Ik besloot zelf te bakken, maar omdat zuurdesembrood – ik had er al ervaring mee – behoorlijk arbeids- en energie-intensief is, verloor ik de moed om dit elke dag te doen. Voor het lekkerste brood moeten gluten namelijk geleidelijk aan ontwikkeld moeten worden en voor een mooie korst moet het brood ook nog eens gebakken worden in een gietijzeren pan, die eerst vrij lang op hoge temperatuur moet opwarmen. Ik dacht terug aan die fluweelzachte focaccia en besloot dit zelf te proberen, maar dan vanuit mijn bestaande bakkersgewoontes: kleine oven, zuurdesemgist, minder olijfolie, lang rijzen en smaakvoller bloem.

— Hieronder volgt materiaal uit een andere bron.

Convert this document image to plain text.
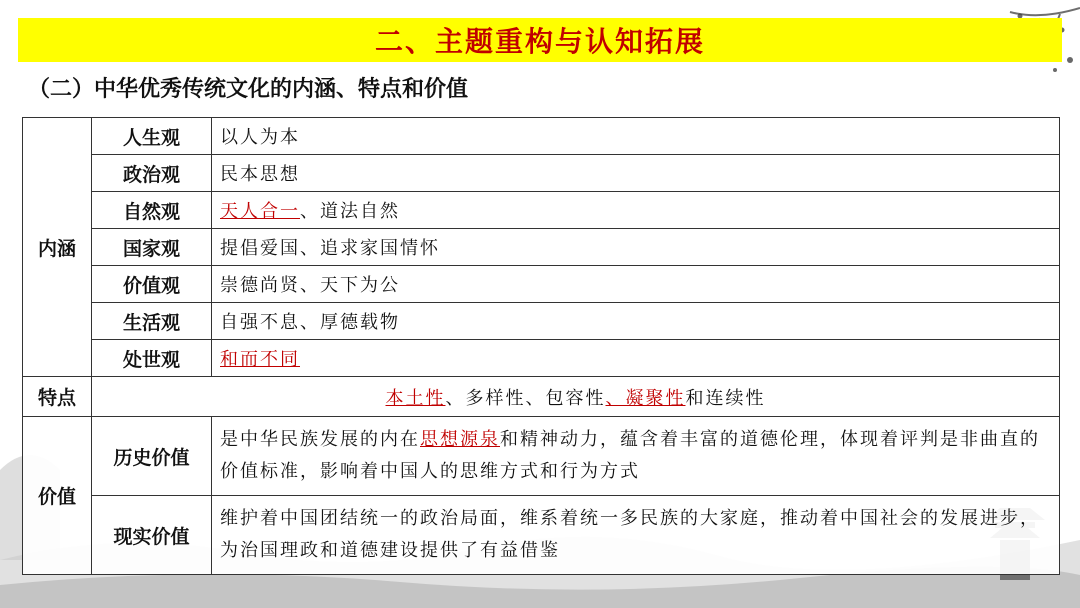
二、主题重构与认知拓展
（二）中华优秀传统文化的内涵、特点和价值
内涵	人生观	以人为本
	政治观	民本思想
	自然观	天人合一、道法自然
	国家观	提倡爱国、追求家国情怀
	价值观	崇德尚贤、天下为公
	生活观	自强不息、厚德载物
	处世观	和而不同
特点	本土性、多样性、包容性、凝聚性和连续性	
价值	历史价值	是中华民族发展的内在思想源泉和精神动力，蕴含着丰富的道德伦理，体现着评判是非曲直的价值标准，影响着中国人的思维方式和行为方式
	现实价值	维护着中国团结统一的政治局面，维系着统一多民族的大家庭，推动着中国社会的发展进步，为治国理政和道德建设提供了有益借鉴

Het resultaat was spettacolare. Alles was ik lastig vond aan broodbakken was in deze focaccia-methode verdwenen. Ik kon ’s avonds na het eten een deegje starten, ’s nachts ging het de koelkast in en de volgende ochtend was er versgebakken focaccia, dat makkelijk 24 uur lekker bleef. Zelfs met de meest vezelrijke oergranen erdoor werd het resultaat nog luchtig en bubbelig. Focaccia is alles tussen brood en pizza: alle soorten restjes kunnen erop als topping. In de zomer tomaatjes, in de winter ui, in de lente groene asperges en in de herfst olijfjes. Als het baksel bedoeld was voor de aperitivo, dan schonk ik ruim olijfolie nadat het uit de oven kwam. Als ontbijtbrood sloeg ik dit over. Bij de lunch kon het met humus, bij het avondeten naast de soep. Ik bakte het bijna elke dag, en ja, soms werd het lekkerder dan anders, maar vervelen deed het nooit.
Recept:
– 500 g. meel, het beste is een mix van eiwitrijk meel voor de stevigheid en volkoren meel voor goede smaak en hoge voedingswaarde
– 420 g. lauwwarm water
– 10-12 g. zout
– 50 g. zuurdesemstarter of een half zakje droge gist (3.5 g.)
– Scheut olijfolie
Over dit laatste ingrediënt wil ik nog iets uitleggen. Ik vermoed dat de meeste lezers zuurdesem niet zomaar in de koelkast hebben staan, daarom heb ik ook de optie gist toegevoegd, al wordt het hiermee in mijn ervaring wel net iets minder smaakvol. Om de diepere smaken en een langere houdbaarheid te krijgen, is het wel belangrijk dat het rijzen niet te snel gaat: gebruik daarom niet te veel gist, maximaal een half zakje. In de winter, als de kamertemperatuur echt laag is, kan je wel ongeveer 1,5x de hoeveelheid gist of zuurdesem toevoegen die hier staat aangegeven. Je kan zuurdesem overigens redelijk eenvoudig zelf maken, hiervoor zijn genoeg methodes op het web te vinden. Een andere tip zou zijn om een beetje te lenen bij de bakker in de buurt, zeker als je je in de stad bevindt. Vaak hebben ze dit wel. Het werkt ook prima met zuurdesem dat al een week niet is ververst.
Instructies:
Meng alles bij elkaar in een pan of bak, maar kneed het niet teveel door. Dek af en wacht een half uurtje, het liefst in een omgeving van 25-28º C, maar koeler kan ook. Vouw nu de rand van het deeg voorzichtig 10 cm omhoog en dan naar het midden toe. Draai het deeg een kwartslag en herhaal dit drie keer. Doe dit 30 minuten later nog eens. Wacht nu tot het deeg 1,5 keer in volume is toegenomen. Dit duurt zo’n 2-3 uur, of iets langer bij een lagere temperatuur. Pak het deeg eruit als één geheel en leg het in een niet al te grote ovenschaal met een bakpapiertje of een laagje olijfolie eronder. Laat het nu nog eens afgedekt 4 uur staan, of een nachtje in de koelkast. Druk het vervolgens met olijfolie aan de handen plaatselijk in, zodat de luchtbellen omhoogkomen. Besprenkel met zout (bijvoorbeeld fleur de sel) en optioneel met toppings en kruiden (rozemarijn, tijm of oregano). Bak op 240º C totdat de bovenkant goudbruin is. Het lekkerste is om er nu nog wat grof-gemalen peper en olijfolie overheen te strooien.